Целый день мать не начинала разговора. После ужина, когда работники и дочь вышли из горницы, Гаек остался за столом. Мать сновала по комнате, а Гаек рассеянно постукивал ножом о стол, думая о Мадленке, о том, как было бы хорошо, если бы она сидела возле него как хозяйка. Тогда мать подсела к столу и, взяв нож у него из рук, проговорила:
— Не могу этого слышать, разве ты не знаешь, что этим стуком нужду в дом накликать можно? Покойник отец никогда так не делал
— Я забыл, что вы не любите этого, матушка, — улыбнулся Гаек, нисколько не упрекая мать в суеверии, как упрекнул бы другого.
— Ну ладно, я ведь ничего не говорю. А есть у меня что-то на душе, Иржик, и хочется мне, чтоб ты меня выслушал, — через некоторое время сказала старуха.
— Говорите, матушка, рад буду послушать вас, — отозвался Гаек, не ожидая ничего иного, как новой просьбы жениться; но на этот раз он ошибся.

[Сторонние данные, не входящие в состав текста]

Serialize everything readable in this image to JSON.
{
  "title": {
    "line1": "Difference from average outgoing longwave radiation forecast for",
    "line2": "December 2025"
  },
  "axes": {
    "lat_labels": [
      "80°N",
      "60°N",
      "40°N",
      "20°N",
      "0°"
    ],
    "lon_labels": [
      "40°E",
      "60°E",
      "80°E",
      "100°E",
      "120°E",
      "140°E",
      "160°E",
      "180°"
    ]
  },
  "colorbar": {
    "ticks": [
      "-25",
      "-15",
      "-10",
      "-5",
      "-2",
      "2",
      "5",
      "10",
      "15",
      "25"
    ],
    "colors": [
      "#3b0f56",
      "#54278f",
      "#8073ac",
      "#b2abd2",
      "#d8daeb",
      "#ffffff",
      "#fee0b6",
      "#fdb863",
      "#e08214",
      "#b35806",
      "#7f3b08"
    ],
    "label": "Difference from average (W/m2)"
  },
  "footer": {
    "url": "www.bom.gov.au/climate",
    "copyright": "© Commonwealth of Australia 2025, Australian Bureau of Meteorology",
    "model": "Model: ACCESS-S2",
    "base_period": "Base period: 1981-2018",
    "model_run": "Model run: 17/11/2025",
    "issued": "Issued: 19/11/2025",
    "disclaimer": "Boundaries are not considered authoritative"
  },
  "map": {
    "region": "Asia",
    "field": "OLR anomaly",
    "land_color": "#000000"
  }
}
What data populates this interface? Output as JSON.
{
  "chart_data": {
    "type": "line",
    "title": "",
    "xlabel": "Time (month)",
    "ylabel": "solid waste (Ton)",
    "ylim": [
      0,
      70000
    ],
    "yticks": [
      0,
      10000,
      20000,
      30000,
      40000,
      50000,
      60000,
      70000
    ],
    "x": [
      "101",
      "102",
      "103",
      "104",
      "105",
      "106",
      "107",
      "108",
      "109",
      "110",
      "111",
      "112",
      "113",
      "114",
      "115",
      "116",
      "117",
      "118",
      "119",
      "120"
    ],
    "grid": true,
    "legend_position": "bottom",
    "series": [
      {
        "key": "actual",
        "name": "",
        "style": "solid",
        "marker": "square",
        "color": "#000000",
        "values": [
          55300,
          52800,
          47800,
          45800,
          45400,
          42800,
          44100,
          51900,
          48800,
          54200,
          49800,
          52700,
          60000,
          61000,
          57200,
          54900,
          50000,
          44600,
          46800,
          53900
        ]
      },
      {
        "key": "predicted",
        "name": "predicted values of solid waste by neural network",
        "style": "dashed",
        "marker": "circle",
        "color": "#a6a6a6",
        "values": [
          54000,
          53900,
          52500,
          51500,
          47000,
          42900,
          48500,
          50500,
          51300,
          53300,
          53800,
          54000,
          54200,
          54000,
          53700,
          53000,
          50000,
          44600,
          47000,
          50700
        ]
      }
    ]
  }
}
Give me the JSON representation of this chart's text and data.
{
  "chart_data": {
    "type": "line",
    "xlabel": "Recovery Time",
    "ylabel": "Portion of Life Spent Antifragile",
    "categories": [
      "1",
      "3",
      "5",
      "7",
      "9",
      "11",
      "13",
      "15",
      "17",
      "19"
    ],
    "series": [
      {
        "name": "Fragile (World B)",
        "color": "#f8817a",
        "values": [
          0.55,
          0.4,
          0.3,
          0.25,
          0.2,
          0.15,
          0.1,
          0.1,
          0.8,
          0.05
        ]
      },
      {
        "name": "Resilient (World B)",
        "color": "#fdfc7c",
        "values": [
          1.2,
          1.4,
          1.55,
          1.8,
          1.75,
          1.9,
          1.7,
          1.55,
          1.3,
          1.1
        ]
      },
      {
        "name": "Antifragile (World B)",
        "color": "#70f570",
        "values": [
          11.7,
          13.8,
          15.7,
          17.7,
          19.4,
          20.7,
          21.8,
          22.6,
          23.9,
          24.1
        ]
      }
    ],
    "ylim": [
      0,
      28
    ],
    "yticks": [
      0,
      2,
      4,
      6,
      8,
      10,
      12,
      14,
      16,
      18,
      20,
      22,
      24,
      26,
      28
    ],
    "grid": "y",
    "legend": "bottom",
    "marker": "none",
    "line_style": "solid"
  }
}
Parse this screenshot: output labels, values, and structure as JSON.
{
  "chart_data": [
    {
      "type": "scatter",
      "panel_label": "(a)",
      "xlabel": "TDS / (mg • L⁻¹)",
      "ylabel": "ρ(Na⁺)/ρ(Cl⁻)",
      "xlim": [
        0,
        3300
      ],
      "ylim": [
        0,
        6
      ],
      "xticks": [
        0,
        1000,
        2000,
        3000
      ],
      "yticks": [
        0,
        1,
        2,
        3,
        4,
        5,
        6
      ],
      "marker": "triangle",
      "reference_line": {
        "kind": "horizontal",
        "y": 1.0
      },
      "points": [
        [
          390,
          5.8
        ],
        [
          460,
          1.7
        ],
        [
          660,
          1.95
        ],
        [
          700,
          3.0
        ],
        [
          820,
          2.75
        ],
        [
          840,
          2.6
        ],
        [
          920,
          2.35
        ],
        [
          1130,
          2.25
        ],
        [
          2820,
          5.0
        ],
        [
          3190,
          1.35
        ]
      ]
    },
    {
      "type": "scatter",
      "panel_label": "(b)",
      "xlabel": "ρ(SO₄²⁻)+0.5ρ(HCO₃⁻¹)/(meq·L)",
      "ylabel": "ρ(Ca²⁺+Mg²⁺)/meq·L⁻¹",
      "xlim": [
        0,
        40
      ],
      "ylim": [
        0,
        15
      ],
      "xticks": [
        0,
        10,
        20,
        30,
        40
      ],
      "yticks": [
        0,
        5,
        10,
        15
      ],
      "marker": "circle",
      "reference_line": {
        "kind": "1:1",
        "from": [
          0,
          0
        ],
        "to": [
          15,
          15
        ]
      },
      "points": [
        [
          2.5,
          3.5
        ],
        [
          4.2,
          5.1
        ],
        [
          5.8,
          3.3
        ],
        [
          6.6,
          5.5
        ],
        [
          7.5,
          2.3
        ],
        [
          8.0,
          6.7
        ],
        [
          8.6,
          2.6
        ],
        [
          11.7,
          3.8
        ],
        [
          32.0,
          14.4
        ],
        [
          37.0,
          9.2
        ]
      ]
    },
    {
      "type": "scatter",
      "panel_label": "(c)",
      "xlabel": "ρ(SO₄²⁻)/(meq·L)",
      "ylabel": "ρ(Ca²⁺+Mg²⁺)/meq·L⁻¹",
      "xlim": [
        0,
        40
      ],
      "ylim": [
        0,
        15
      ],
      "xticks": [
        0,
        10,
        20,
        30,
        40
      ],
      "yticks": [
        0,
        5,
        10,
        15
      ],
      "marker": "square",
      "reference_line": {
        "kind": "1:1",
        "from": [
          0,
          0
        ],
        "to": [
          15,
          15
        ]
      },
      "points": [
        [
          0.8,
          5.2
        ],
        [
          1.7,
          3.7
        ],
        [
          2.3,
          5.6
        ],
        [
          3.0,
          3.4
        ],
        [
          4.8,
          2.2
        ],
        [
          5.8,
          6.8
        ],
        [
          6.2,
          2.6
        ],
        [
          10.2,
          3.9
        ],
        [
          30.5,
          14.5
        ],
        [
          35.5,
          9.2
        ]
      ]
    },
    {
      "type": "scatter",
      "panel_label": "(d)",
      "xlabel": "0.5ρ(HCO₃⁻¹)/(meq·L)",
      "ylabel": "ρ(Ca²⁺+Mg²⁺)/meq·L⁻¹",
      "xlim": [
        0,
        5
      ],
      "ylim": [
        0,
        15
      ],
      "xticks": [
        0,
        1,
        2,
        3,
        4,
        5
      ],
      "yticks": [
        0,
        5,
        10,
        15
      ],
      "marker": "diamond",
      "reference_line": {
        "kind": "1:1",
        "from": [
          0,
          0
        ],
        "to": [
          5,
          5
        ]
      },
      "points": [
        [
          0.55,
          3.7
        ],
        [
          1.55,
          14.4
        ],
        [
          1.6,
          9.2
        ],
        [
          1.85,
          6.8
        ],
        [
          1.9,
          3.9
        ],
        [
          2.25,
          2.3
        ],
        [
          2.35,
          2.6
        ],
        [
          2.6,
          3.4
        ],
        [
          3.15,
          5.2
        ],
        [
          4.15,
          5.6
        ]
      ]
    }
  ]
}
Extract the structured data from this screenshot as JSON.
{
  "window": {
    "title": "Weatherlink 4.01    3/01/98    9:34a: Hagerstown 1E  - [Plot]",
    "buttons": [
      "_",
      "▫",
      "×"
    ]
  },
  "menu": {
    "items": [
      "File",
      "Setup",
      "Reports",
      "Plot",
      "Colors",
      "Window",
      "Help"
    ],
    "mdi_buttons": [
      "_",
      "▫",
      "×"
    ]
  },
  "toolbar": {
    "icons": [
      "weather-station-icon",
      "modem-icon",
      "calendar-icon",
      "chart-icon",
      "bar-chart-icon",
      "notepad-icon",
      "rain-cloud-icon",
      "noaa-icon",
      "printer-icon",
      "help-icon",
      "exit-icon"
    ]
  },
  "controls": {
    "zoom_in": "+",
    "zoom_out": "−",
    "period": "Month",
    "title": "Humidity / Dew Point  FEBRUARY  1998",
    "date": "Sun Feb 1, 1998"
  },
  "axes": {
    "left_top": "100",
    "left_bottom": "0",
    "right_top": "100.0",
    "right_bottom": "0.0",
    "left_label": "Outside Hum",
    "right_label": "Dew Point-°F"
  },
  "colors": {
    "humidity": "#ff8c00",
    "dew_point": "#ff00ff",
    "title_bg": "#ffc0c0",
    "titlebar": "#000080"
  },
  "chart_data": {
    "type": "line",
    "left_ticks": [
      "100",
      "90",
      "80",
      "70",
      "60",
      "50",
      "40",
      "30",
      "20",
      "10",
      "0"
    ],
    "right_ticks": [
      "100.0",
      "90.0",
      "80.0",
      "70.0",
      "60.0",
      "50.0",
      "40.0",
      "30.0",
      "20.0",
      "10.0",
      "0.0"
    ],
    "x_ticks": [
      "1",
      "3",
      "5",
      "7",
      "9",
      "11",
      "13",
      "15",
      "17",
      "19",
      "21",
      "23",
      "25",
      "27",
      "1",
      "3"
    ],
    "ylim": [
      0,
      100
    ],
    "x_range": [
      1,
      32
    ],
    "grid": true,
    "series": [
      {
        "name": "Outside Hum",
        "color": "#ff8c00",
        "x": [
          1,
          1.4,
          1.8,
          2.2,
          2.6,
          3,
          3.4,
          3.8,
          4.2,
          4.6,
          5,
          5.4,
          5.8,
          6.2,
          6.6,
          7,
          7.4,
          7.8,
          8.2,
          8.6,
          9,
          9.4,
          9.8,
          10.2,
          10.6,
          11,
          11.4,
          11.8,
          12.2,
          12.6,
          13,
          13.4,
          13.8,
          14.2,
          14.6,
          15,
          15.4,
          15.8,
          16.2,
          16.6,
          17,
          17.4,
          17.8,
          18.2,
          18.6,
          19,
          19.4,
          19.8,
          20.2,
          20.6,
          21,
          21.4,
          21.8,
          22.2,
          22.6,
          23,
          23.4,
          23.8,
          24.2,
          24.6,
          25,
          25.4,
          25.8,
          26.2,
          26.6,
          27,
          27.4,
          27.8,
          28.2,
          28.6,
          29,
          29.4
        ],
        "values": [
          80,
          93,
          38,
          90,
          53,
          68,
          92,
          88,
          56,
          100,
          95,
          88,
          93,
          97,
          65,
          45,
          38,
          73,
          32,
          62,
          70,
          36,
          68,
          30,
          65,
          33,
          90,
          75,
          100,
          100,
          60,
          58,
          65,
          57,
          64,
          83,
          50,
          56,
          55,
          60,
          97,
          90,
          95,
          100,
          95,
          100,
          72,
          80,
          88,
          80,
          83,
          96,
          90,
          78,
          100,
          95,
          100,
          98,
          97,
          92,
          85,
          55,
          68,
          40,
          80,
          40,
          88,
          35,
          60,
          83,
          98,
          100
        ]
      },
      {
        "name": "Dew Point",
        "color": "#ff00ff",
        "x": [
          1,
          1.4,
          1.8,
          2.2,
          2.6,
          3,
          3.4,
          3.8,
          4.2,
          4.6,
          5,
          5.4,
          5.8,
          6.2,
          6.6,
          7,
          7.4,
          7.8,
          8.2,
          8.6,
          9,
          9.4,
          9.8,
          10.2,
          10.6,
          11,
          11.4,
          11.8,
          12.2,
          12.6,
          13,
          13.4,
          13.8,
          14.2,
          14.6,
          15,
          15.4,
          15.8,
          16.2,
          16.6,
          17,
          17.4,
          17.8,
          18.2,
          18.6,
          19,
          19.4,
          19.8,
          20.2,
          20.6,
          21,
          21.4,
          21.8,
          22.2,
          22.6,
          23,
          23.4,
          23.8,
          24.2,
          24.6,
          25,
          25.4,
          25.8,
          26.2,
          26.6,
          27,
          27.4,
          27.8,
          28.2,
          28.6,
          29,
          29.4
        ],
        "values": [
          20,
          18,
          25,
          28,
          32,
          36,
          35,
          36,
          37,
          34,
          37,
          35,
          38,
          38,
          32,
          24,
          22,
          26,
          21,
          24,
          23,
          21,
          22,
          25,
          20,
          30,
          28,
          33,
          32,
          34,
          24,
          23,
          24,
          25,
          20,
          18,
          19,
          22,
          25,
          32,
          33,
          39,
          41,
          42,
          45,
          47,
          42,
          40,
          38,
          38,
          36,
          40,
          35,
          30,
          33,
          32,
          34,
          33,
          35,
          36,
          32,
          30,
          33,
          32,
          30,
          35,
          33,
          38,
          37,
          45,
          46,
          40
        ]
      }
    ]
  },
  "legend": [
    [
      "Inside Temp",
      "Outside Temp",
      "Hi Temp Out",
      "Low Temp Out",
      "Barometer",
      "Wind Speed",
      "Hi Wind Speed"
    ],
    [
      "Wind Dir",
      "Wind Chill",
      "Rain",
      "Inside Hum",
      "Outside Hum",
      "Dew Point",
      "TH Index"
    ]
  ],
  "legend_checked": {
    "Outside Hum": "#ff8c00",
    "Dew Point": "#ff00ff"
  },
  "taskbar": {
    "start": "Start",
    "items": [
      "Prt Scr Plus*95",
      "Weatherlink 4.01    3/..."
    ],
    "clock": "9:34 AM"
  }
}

— Вчера был тут старый Заруба, — начала мать, — и говорил со мной о том, чтоб отдать Маркиту за Енеша. Я ему ничего не обещала, сказала — ты приедешь, тогда тебя спросим. Ну, как ты думаешь?
— Да, но ведь Маркита еще ребенок? — удивился Гаек.
— Это так тебе кажется; ведь Марките было десять лет, когда умер отец, с тех пор идет уже седьмой год, стало быть, ей — семнадцатый, Енешу — двадцать четыре, разница в годах не велика. И пословица говорит — сына ожени, когда хочешь, а дочь замуж отдай, когда можешь. Зарубы — хорошие люди. Енеш — единственный сын, мы лучше и желать не можем Марките.
— Что ж, если и Маркита того хочет, я ничего против не имею, Зарубы — хорошая семья.
— Сам знаешь, Иржик, я не заставляла бы ее, если б она сама не хотела, они не надышатся друг на друга. Ну, а теперь, раз и ты согласен, может быть сговор, пока ты дома, а после жатвы свадьба. Ах, Иржик, как бы хотелось мне и тебя женатым увидать! Я стара — долго ли еще протяну? На ком будет хозяйство, когда Маркита уйдет из дому? Может, видел ты сестренку Енеша, Верунку? Красивая, хорошая девушка, она ровесница Марките.
— Ну, к ней я возрастом не подошел бы, матушка, по вашим же расчетам: ведь я на семь лет старше Енеша; разница между нами очень уж велика! — лукаво улыбнулся Гаек.
— Ну, на несколько лет больше или меньше — ничего не значит, когда двое любят друг друга; говорится же, что лучшая разница в летах, когда «парень на лугу, а девчонка в колыбели». Послушай, Иржик, моего совета, возьми в жены Верунку, хорошо сделаешь, да и я успокоюсь.